Presumably, this kind of image was meant to convey a moralising message, for both sexes: it was considered reprehensible for women to sell themselves in this way, while old men were considered foolish for believing that beautiful young women were sincerely interested in them.

The monogram as an indication for dating the print

Although Dürer’s print Unequal Lovers is undated, it is generally assumed that it was one of the first engravings he ever made. A first hint to this is the artist’s monogram. This was not the same throughout Dürer’s life but developed over time. Whereas his ‘final’ monogram is a Latin capital A with a flat top containing a capital D, this was not initially the case. For example, in the print The Holy Family with the Dragonfly, which is dated slightly earlier than the Unequal Lovers, Dürer still uses a Gothic instead of a Latin d. The monogram in Unequal Lovers builds on this to some extent, so that the legs of the A still meet in a point, but the d has been changed. Only at a later point in time Dürer made use of his ‘definitive’ monogram, in which the legs of the A are pushed apart.

Detail of: Albrecht Dürer, Holy Family with the Dragonfly, ca. 1495, engraving, 23.6 x 18.4 cm, Graphische Sammlung ETH Zürich (inv. no.: D 13006)

Detail of: Albrecht Dürer, Unequal Lovers (state I of III), ca. 1495, engraving, 15.4 x 14.2 cm, Graphische Sammlung ETH Zürich (inv. no.: D 7742)

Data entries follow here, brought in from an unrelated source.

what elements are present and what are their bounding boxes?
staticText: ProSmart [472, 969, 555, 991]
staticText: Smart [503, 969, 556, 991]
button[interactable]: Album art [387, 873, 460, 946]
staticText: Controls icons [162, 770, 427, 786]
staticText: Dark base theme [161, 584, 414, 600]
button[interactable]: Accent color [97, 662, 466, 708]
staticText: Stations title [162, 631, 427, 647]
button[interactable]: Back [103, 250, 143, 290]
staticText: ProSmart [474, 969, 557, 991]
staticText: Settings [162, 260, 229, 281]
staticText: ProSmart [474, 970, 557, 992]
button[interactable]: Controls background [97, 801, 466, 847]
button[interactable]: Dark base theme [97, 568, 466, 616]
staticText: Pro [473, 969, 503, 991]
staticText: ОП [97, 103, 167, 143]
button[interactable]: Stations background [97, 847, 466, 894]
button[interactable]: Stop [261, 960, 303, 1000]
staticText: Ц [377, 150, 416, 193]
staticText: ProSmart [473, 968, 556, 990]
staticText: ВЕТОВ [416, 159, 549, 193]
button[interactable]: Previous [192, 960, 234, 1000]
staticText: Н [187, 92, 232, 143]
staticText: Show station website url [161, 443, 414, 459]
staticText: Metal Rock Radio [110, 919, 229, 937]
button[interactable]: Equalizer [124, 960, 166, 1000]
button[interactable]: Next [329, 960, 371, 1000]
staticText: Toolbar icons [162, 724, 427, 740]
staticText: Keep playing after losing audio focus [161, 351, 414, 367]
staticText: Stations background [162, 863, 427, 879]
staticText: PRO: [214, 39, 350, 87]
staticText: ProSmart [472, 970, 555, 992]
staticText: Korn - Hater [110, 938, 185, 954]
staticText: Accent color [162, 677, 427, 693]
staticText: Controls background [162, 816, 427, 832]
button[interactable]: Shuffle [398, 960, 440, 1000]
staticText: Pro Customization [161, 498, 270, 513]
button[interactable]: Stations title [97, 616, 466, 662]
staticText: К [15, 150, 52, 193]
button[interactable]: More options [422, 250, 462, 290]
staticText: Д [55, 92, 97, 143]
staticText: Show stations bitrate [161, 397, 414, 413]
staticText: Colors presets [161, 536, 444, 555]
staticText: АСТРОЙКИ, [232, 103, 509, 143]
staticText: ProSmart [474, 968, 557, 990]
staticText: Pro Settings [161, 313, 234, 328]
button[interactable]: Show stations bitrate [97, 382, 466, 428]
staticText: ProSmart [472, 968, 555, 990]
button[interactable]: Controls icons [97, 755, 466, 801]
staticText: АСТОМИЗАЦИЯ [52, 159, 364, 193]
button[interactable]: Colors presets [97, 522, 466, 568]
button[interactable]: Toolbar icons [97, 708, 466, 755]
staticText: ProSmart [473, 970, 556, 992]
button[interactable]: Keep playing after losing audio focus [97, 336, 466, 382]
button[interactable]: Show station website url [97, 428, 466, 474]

Detail of: Albrecht Dürer, Saint Eustachius, ca. 1501, engraving, 35.5 x 25.9 cm, Graphische Sammlung ETH Zürich (inv. no.: D 11691)

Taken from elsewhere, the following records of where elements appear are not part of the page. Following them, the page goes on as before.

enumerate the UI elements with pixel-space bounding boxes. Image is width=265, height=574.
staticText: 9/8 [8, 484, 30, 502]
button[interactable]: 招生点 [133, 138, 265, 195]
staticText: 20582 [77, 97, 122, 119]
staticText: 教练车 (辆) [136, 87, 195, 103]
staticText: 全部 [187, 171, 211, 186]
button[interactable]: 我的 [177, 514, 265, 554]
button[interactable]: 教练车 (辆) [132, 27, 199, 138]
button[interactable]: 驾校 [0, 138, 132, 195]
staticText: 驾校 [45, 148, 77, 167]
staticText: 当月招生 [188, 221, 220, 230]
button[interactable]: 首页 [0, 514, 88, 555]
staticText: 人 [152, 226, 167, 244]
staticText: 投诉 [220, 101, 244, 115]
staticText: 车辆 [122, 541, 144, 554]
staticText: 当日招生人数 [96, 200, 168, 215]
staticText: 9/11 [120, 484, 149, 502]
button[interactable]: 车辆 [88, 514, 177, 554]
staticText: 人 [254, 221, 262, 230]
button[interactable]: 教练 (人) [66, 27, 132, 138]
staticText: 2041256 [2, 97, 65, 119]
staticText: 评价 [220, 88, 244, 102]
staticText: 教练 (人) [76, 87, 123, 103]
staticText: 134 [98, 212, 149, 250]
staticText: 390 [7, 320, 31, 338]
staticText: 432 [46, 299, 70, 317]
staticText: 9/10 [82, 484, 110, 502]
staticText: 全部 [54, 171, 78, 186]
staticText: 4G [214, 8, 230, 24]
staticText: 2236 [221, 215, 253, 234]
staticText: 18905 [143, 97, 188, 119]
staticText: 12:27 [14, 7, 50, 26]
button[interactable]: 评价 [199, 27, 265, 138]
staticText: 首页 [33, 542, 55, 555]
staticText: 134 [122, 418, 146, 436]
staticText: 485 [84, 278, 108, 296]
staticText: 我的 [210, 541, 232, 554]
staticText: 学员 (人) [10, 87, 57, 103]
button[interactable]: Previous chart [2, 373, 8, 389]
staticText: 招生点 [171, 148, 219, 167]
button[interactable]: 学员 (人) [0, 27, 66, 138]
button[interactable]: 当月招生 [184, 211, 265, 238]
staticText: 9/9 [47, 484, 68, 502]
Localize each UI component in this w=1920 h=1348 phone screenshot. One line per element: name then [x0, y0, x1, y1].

Multiple revisions of the plate

Dürer printed several states of this print – that is, he reworked the copper plate several times during the creation process and documented each of these work steps by printing impressions of the respective stage. In the first state, for example, the mountains in the background are still clearly visible, whereas in the second state they have already been greatly modified. Then, in the third state, the landscape is completely absent and the plate has been polished smooth.

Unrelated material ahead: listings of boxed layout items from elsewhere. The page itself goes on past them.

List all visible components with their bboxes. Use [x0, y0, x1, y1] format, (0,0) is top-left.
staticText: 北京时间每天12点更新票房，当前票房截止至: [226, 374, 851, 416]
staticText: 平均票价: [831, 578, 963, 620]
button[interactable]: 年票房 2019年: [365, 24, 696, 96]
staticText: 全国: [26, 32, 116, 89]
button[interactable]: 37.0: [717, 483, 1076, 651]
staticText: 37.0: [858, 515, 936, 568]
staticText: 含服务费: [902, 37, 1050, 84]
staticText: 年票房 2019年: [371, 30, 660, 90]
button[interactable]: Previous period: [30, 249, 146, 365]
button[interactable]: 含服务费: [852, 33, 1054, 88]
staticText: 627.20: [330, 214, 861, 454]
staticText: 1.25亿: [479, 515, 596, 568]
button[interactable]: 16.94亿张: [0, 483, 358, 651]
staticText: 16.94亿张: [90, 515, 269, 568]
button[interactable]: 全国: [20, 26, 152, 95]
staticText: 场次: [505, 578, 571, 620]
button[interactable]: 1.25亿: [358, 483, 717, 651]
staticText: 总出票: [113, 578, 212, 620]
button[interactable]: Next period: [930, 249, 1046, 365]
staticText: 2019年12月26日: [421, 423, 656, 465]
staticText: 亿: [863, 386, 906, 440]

The Graphische Sammlung ETH Zurich owns a print of both the first and the third state. This not only makes it possible to study the difference between these states, but also shows how a plate wears during the printing process: The lines in the impression of the third state are less dark in colour than the deep, clear lines in the first state. The juxtaposition of these two impressions gives us a wonderful insight into the working method of the still young artist, who was in his early twenties when he made this print.

Elaborated background

Compared to the prints of his contemporaries with this theme, in which often only the figures are depicted, it is striking how extensively Dürer has depicted the scene. In this way, the artist gives us much more than a simple depiction of a foolish love affair. In just 15 by 14 centimetres, Dürer thus hints at a larger story. His extensive depiction offers the viewer opportunity to further imagine the story themselves. Would the old man live in one of the houses in the city to the far left? If so, that could mean that this meeting, far beyond the city walls, was a secret affair. The horse tied to the tree on the right could confirm this; the man must have ridden it here to meet his young lover, only to leave with an empty money pouch a while later.

Detail of: Albrecht Dürer, Unequal Lovers (state I of III), ca. 1495, engraving, 15.4 x 14.2 cm, Graphische Sammlung ETH Zürich (inv. no.: D 7742)

Detail of: Albrecht Dürer, Unequal Lovers (state III of III), ca. 1495, engraving, 15.0 x 13.3 cm, Graphische Sammlung ETH Zürich (inv. no.: D 7741)

Literature (selection)

Anzelewsky, F., Dürer-Studien, Berlin (Deutscher Verlag für Kunstwissenschaft) 1983.

Meder, J., Dürer-Katalog: ein Handbuch über Albrecht Dürers Stiche, Radierungen, Holzschnitte, deren Zustände, Ausgaben und Wasserzeichen, Vienna (Verlag Gilhofer & Ranschburg) 1932.

Panofsky, E., The Life and Art of Albrecht Dürer [1943], Princeton (Princeton University Press) 2005 (reprint).

Schoch, R., M. Mende & A. Scherbaum, Albrecht Dürer: Das druckgrapische Werk, Münich/London/New York (Prestel) 2001-2004 (3 volumes).

Stewart, A.G., Unequal Lovers: A Study of Unequal Couples in Northern Art, New York (Abaris Books) 1977.